Ma stanno lavorando per noi?

Se penso alle parole verbali e propinate a mezzo stampa di un piccolo novello Arpagone in questi ultimi tempi mi viene da pensare a quanto letto diverso tempo fa nel “ Stavo per chiamarti”, ed. Lampi di stampa di G. Vigini. In questo libro c’è un bel pensiero sulla  Salerno-Reggio Calabria, dove l’autore colloca da subito la frase “Stiamo lavorando per voi” al suo livello più alto. Perché lì non c’è soltanto abnegazione: c’è l’idea stessa di eternità. È però anche uno dei casi in cui si vorrebbe che lavorassero un po’ meno per noi. Certo lo slogan “Stiamo lavorando per voi” mi fa personalmente pensare anche a quel motto fascista del “Duce che veglia per voi”, ma che forse: avrebbe fatto meglio, invece, a dormire di più! È uno stereotipo che fa il paio con quel “Lasciateci lavorare!” che spesso è il motto di amministratori locali o di burocrati che sono immobili ed inerti alla scrivania, con magari e spero proprio di no, davanti al giornale aperto. O ancora a quel “Stavo per chiamarti” del titolo che in realtà non è telepatia ma solo un essere preceduti da una telefonata che non si sarebbe mai voluta fare. E così via, tra un “Non so se mi sono spiegato” e un “Non ci sono più le mezze stagioni” e altro ancora, fino alla falsissima dichiarazione secondo la quale “I soldi non sono tutto”…

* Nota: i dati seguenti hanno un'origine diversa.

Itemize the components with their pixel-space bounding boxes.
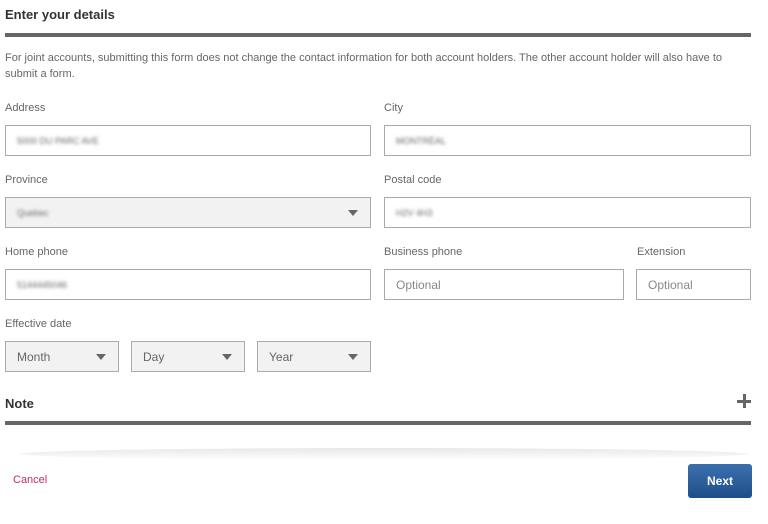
- month-value: Month: [17, 349, 51, 364]
- title-divider: [5, 33, 751, 37]
- note-divider: [5, 421, 751, 425]
- chevron-down-icon: [96, 354, 106, 360]
- city-input[interactable]: MONTRÉAL: [384, 125, 751, 156]
- day-select[interactable]: Day: [131, 341, 245, 372]
- chevron-down-icon: [348, 354, 358, 360]
- year-select[interactable]: Year: [257, 341, 371, 372]
- province-value: Quebec: [17, 207, 49, 218]
- plus-icon[interactable]: [737, 394, 751, 408]
- month-select[interactable]: Month: [5, 341, 119, 372]
- business-phone-input[interactable]: Optional: [384, 269, 624, 300]
- home-phone-value: 5144445046: [17, 279, 68, 290]
- day-value: Day: [143, 349, 165, 364]
- note-section-title[interactable]: Note: [5, 396, 34, 411]
- city-value: MONTRÉAL: [396, 135, 447, 146]
- extension-label: Extension: [637, 246, 686, 258]
- home-phone-input[interactable]: 5144445046: [5, 269, 371, 300]
- effective-date-label: Effective date: [5, 318, 72, 330]
- intro-text: For joint accounts, submitting this form…: [5, 52, 723, 80]
- postal-code-input[interactable]: H2V 4H3: [384, 197, 751, 228]
- chevron-down-icon: [348, 210, 358, 216]
- year-value: Year: [269, 349, 294, 364]
- chevron-down-icon: [222, 354, 232, 360]
- province-select[interactable]: Quebec: [5, 197, 371, 228]
- postal-code-value: H2V 4H3: [396, 207, 433, 218]
- business-phone-label: Business phone: [384, 246, 463, 258]
- form-title: Enter your details: [5, 7, 115, 22]
- next-button[interactable]: Next: [688, 464, 752, 498]
- extension-input[interactable]: Optional: [636, 269, 751, 300]
- postal-code-label: Postal code: [384, 174, 442, 186]
- province-label: Province: [5, 174, 48, 186]
- address-label: Address: [5, 102, 46, 114]
- section-shadow: [20, 448, 748, 460]
- address-input[interactable]: 5000 DU PARC AVE: [5, 125, 371, 156]
- cancel-link[interactable]: Cancel: [13, 474, 47, 486]
- address-value: 5000 DU PARC AVE: [17, 135, 99, 146]
- city-label: City: [384, 102, 403, 114]
- home-phone-label: Home phone: [5, 246, 68, 258]
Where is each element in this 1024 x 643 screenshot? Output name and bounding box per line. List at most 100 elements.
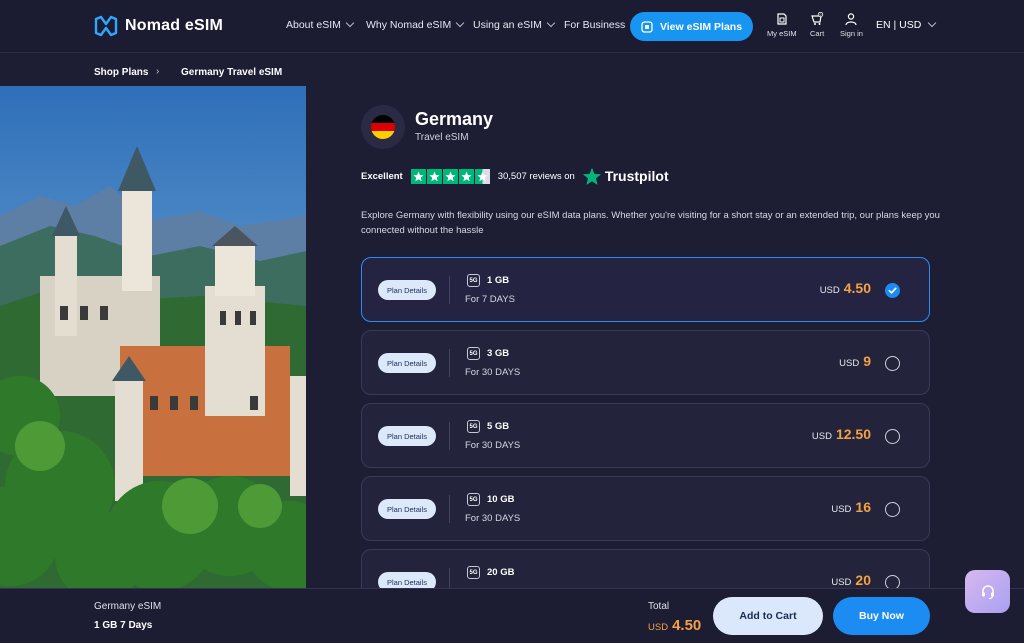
nav-label: Using an eSIM [473,19,542,31]
nav-using-esim[interactable]: Using an eSIM [473,18,556,31]
trustpilot-logo: Trustpilot [582,167,669,186]
sign-in-link[interactable]: Sign in [840,12,863,38]
plan-option-5gb[interactable]: Plan Details 5G 5 GB For 30 DAYS USD 12.… [361,403,930,468]
germany-flag-icon [371,115,395,139]
plan-duration: For 7 DAYS [465,294,515,305]
chevron-down-icon [345,18,355,28]
total-currency: USD [648,622,669,633]
price-amount: 4.50 [843,280,871,296]
plan-duration: For 30 DAYS [465,440,521,451]
add-to-cart-button[interactable]: Add to Cart [713,597,823,635]
page-title: Germany [415,109,494,129]
flag-stripe-red [371,123,395,131]
check-icon [888,287,897,294]
breadcrumb-current-label: Germany Travel eSIM [181,66,283,78]
half-star-icon [474,168,490,184]
nav-label: Why Nomad eSIM [366,19,452,31]
plan-details-button[interactable]: Plan Details [378,499,436,519]
cart-product-name: Germany eSIM [94,601,162,612]
price-currency: USD [831,577,852,588]
cart-count: 0 [820,13,822,17]
plan-radio[interactable] [885,429,900,444]
user-icon [845,13,858,26]
page: Nomad eSIM About eSIM Why Nomad eSIM Usi… [0,0,1024,643]
lang-label: EN | USD [876,19,922,31]
hero-castle-image [0,86,306,588]
divider [449,276,450,304]
flag-badge [361,105,405,149]
rating-stars [410,168,490,184]
price-currency: USD [811,431,832,442]
plan-details-button[interactable]: Plan Details [378,280,436,300]
buy-now-button[interactable]: Buy Now [833,597,930,635]
plan-price: USD 12.50 [812,426,871,442]
price-amount: 20 [855,572,871,588]
plan-price: USD 20 [831,572,871,588]
plan-details-button[interactable]: Plan Details [378,426,436,446]
my-esim-link[interactable]: My eSIM [767,12,797,38]
price-amount: 9 [863,353,871,369]
checkout-bar: Germany eSIM 1 GB 7 Days Total USD 4.50 … [0,588,1024,643]
cart-selected-plan: 1 GB 7 Days [94,620,153,631]
flag-stripe-black [371,115,395,123]
my-esim-label: My eSIM [767,29,797,38]
price-currency: USD [839,358,860,369]
plan-price: USD 9 [839,353,871,369]
plan-radio[interactable] [885,502,900,517]
cart-icon: 0 [811,12,824,25]
rating-word: Excellent [361,170,403,182]
support-chat-button[interactable] [965,570,1010,613]
trustpilot-star-icon [582,167,601,185]
top-header: Nomad eSIM About eSIM Why Nomad eSIM Usi… [0,0,1024,53]
sim-card-icon [641,20,653,33]
review-count: 30,507 reviews on [497,170,575,182]
5g-icon: 5G [467,493,480,506]
headset-icon [981,584,994,599]
price-currency: USD [831,504,852,515]
view-plans-label: View eSIM Plans [659,20,743,33]
5g-icon: 5G [467,420,480,433]
price-amount: 12.50 [835,426,871,442]
plan-radio-checked[interactable] [885,283,900,298]
price-amount: 16 [855,499,871,515]
star-icon [426,168,442,184]
plan-data-amount: 20 GB [487,567,515,578]
plan-duration: For 30 DAYS [465,513,521,524]
plan-data-amount: 5 GB [487,421,510,432]
nav-label: For Business [564,19,626,31]
plan-details-button[interactable]: Plan Details [378,353,436,373]
language-currency-selector[interactable]: EN | USD [876,18,937,31]
5g-icon: 5G [467,566,480,579]
total-label: Total [648,601,670,612]
breadcrumb-separator-icon: › [156,66,160,77]
main-nav: About eSIM Why Nomad eSIM Using an eSIM … [0,18,1024,33]
view-esim-plans-button[interactable]: View eSIM Plans [630,12,753,41]
divider [449,349,450,377]
divider [449,495,450,523]
plan-option-10gb[interactable]: Plan Details 5G 10 GB For 30 DAYS USD 16 [361,476,930,541]
flag-stripe-gold [371,131,395,139]
plan-radio[interactable] [885,356,900,371]
chevron-down-icon [928,18,937,28]
page-subtitle: Travel eSIM [415,132,469,143]
star-icon [442,168,458,184]
product-description: Explore Germany with flexibility using o… [361,210,940,236]
cart-link[interactable]: 0 Cart [810,12,824,38]
plan-option-3gb[interactable]: Plan Details 5G 3 GB For 30 DAYS USD 9 [361,330,930,395]
plan-duration: For 30 DAYS [465,367,521,378]
plan-data-amount: 10 GB [487,494,515,505]
nav-label: About eSIM [286,19,341,31]
5g-icon: 5G [467,347,480,360]
sign-in-label: Sign in [840,29,863,38]
nav-why-nomad[interactable]: Why Nomad eSIM [366,18,465,31]
trustpilot-brand: Trustpilot [604,168,669,184]
trustpilot-rating[interactable]: Excellent 30,507 reviews on Trustpilot [361,166,669,186]
nav-for-business[interactable]: For Business [564,19,625,31]
plan-data-amount: 3 GB [487,348,510,359]
5g-icon: 5G [467,274,480,287]
plan-option-1gb[interactable]: Plan Details 5G 1 GB For 7 DAYS USD 4.50 [361,257,930,322]
total-amount: 4.50 [672,617,702,634]
nav-about-esim[interactable]: About eSIM [286,18,355,31]
esim-icon [777,13,787,25]
breadcrumb-shop-plans[interactable]: Shop Plans [94,65,148,79]
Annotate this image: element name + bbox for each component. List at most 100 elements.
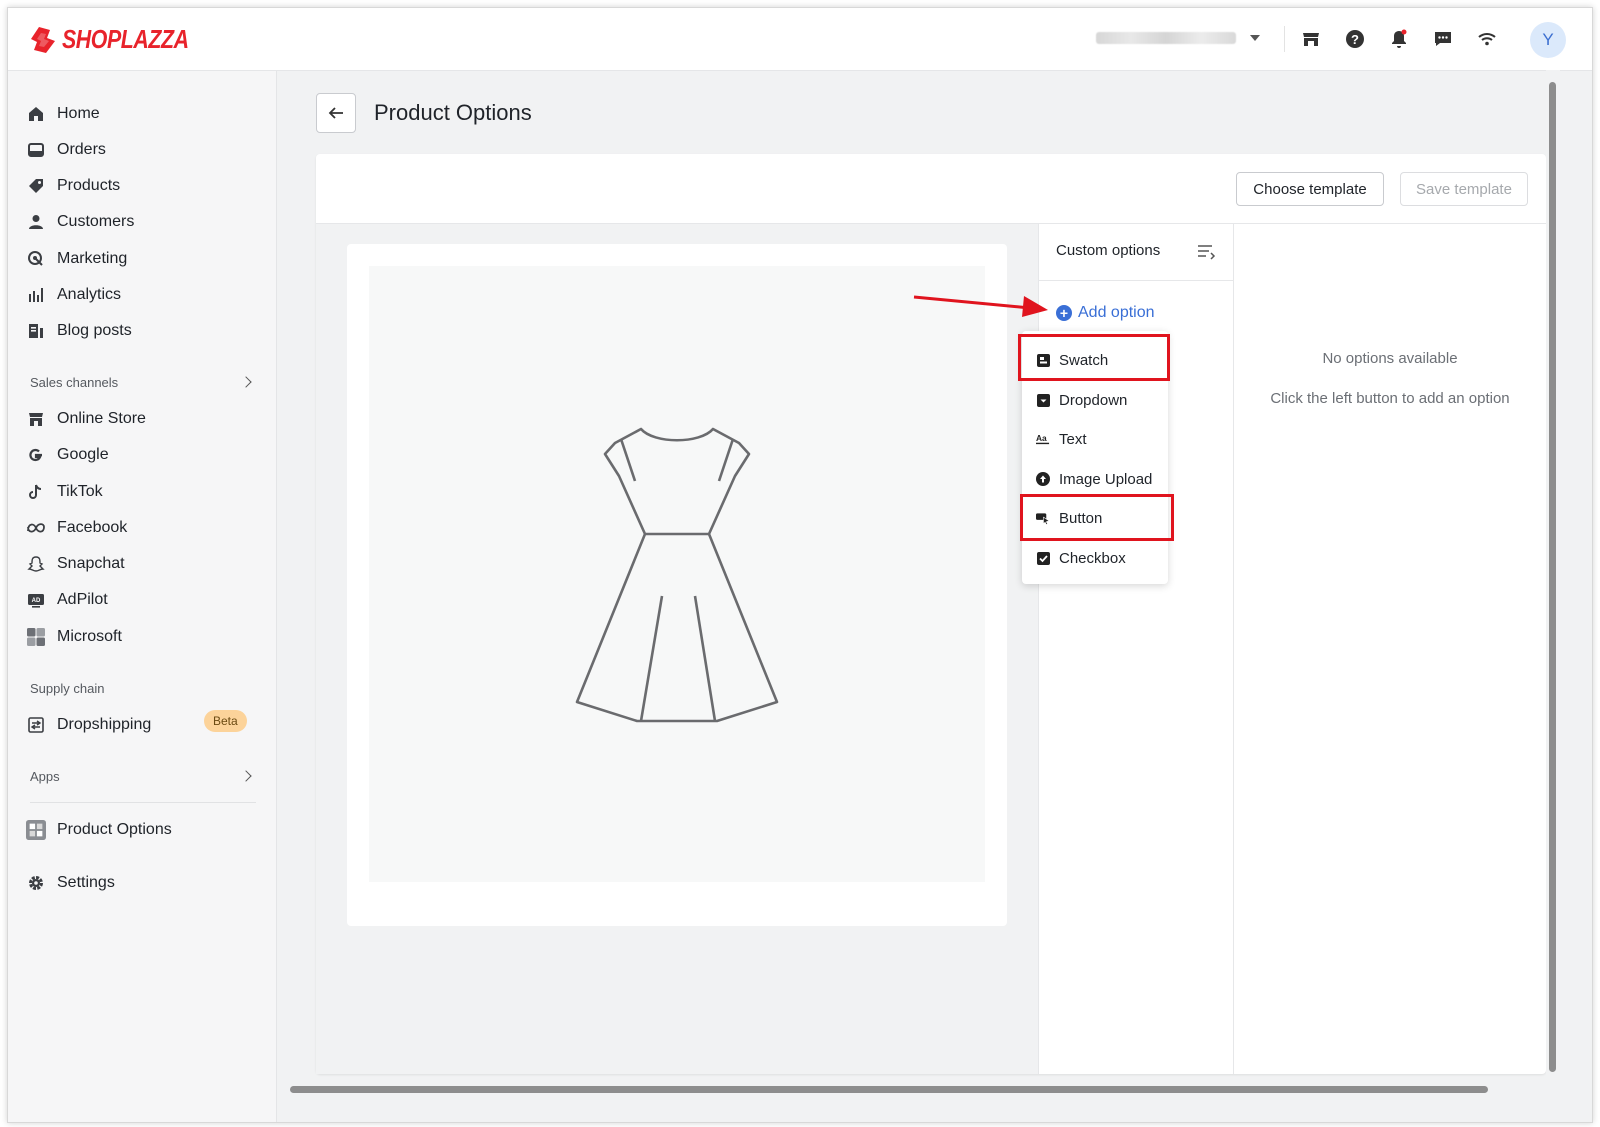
add-option-label: Add option xyxy=(1078,304,1155,321)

Oggigiorno per affrontare la crisi non abbiamo bisogno di roboanti promesse da libro dei sogni ma abbiamo bisogno di purificare il linguaggio, per ritrovare maggior sincerità e autenticità  nel nostro quotidiano agire per evitare delle banalità del tipo “Non nascondiamoci dietro ad un dito”.  Ma forse Arpagone ed il suo nostromo si nascondono proprio dietro ad una dose massiccia di ipocrisia, di insulsaggine e persino di falsità. È proprio il caso del  “ dietro un dito!”

Favria 4.5.12      Giorgio Cortese

 

Conosco delle persone che si sentono importanti ma mi ricordano il famoso Natale in casa Cupiello (1931) Eduardo De Filippo propone, al riguardo, una battuta esilarante: “Che brutto suonno mi so' fatto stanotte. Mi sono sognato che lavoravo!” E allora in “favriot” vi esorto: andate a lavorare “pista fioca!”